The poems are all marked by Faulkner’s idea that the past isn’t even past. “Montana, 1990,” for example, ends with the lines, “and I wanted to give my bones away, // let them drift off softened by rain / and disappearing into time.” And “Richmond” contains the lines, “That city of ghosts might live inside us yet. / I want to crawl inside time, // ring a bell marking an important moment of history.” How does the burden of history play into your work as a writer?
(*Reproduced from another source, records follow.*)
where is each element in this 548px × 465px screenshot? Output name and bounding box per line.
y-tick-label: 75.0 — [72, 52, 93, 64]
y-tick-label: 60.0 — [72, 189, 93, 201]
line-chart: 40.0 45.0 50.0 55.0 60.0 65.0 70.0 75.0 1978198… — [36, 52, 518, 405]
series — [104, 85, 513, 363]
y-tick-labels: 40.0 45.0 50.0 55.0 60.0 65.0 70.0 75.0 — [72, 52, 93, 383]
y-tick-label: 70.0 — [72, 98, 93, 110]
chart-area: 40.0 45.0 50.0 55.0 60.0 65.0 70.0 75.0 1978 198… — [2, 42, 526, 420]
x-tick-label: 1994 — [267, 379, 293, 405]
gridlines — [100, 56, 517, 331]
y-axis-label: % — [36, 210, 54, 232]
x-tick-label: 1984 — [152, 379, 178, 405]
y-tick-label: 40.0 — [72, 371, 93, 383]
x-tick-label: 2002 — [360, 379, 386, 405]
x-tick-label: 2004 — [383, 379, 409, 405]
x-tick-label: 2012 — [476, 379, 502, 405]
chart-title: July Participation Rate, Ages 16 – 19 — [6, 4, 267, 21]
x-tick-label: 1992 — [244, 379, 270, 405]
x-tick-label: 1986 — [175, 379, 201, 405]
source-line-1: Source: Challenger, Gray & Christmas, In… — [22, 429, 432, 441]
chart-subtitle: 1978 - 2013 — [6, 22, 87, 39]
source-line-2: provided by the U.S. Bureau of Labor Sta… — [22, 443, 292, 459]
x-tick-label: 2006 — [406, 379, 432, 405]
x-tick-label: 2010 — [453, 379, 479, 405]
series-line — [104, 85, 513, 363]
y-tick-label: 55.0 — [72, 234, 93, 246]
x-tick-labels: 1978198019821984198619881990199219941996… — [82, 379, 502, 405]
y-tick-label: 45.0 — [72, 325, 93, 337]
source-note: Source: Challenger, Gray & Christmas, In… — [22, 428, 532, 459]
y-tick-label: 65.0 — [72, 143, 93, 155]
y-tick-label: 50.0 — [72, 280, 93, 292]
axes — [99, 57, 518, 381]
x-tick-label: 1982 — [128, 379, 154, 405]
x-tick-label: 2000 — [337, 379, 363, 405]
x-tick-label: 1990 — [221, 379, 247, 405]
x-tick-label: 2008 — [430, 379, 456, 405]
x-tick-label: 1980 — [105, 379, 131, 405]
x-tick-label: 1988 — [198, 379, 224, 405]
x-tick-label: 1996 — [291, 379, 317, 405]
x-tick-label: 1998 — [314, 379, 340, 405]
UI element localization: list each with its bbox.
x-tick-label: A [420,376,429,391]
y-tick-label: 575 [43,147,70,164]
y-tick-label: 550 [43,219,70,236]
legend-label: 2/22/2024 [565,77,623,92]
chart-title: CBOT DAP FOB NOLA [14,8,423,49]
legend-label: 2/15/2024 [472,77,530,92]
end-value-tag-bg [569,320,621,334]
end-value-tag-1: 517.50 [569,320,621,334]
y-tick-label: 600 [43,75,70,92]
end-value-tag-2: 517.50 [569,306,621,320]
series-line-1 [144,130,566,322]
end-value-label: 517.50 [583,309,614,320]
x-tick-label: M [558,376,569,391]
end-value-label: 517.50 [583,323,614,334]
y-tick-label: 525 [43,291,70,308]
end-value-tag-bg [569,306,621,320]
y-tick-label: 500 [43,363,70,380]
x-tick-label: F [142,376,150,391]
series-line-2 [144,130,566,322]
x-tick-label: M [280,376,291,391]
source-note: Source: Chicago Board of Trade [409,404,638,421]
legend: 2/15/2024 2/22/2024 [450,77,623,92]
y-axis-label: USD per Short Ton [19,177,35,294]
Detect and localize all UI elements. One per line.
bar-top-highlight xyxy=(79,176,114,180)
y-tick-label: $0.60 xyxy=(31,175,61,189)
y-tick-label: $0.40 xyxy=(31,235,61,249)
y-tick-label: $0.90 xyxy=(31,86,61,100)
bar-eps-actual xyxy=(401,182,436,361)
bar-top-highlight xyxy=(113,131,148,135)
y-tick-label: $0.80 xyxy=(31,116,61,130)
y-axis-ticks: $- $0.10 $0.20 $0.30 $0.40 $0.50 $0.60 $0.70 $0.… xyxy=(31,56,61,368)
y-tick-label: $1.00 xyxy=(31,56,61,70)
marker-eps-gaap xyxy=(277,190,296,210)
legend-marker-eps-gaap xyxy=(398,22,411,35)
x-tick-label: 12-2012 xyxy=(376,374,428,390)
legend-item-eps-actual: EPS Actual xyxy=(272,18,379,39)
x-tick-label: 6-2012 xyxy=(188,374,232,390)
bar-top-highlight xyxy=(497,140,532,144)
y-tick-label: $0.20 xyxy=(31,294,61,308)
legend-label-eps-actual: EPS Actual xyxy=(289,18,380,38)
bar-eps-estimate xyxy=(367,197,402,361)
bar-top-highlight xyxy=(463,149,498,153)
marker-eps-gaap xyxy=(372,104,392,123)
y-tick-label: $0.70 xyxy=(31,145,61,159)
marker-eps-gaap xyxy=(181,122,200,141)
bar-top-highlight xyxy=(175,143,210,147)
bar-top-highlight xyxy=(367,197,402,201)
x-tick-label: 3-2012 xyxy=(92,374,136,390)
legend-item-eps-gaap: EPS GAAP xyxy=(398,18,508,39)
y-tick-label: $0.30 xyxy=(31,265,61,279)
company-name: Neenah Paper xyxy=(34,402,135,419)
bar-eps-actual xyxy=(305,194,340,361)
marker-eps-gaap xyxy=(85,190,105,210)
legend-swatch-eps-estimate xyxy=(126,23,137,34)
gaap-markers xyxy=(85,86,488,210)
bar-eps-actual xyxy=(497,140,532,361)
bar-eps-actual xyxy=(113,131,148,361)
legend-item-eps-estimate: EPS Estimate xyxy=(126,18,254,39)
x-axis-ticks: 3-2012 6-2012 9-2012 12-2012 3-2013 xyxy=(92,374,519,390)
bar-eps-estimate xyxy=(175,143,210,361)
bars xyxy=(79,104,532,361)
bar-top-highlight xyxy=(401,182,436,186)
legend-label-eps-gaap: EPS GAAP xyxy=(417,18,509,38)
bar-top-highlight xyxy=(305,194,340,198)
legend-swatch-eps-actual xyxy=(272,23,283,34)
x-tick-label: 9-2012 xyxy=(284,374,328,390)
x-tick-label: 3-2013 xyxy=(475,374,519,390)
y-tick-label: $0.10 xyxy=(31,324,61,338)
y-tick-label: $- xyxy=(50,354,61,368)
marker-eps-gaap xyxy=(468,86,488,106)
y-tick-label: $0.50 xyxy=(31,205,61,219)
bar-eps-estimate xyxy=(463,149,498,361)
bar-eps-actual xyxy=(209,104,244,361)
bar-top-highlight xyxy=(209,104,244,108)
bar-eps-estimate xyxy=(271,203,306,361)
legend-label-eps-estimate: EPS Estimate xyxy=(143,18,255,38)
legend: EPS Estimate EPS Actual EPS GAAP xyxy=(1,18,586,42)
Oh, I love that you see it that way John! Any conclusions I reach about history, or, more likely, the questions I raise, come from my privilege to have moved, through my academic studies and employment by colleges and universities, around this beautiful country of ours. Five years of living in the south, and being married twenty years to a Southerner (Roanoke, VA), have given me a deep, visceral sense of the conflicts in the southern landscape, with varieties of identity and the phenomenally rich history of storytelling. As a contrast, living near and traveling along the Highline (route 2) from North Dakota to Idaho taught me how to listen to Native American voices and stories of the frontier. I have been so lucky. My deepest sense of history derives from my home in Iowa. I come from people who enjoy the moment—we like to swim in the river, attend Mass, drink beer, play cards, do and watch sports, and laugh a lot. And history is so resonant in that water-carved Mississippi river city. Twain’s undammed current is not hard to imagine beneath the steep bluffs, and the quiet neighborhoods contain secret caves and old lead mines. In Dubuque it is easy to disappear into a pocket of woods and find hide-outs in the hollows of the hills. My sense of history and my understanding of what it means to write poetry starts with this sense of being alive—I am here now— in a place where the ghosts of the past feel nearby and possible to hear.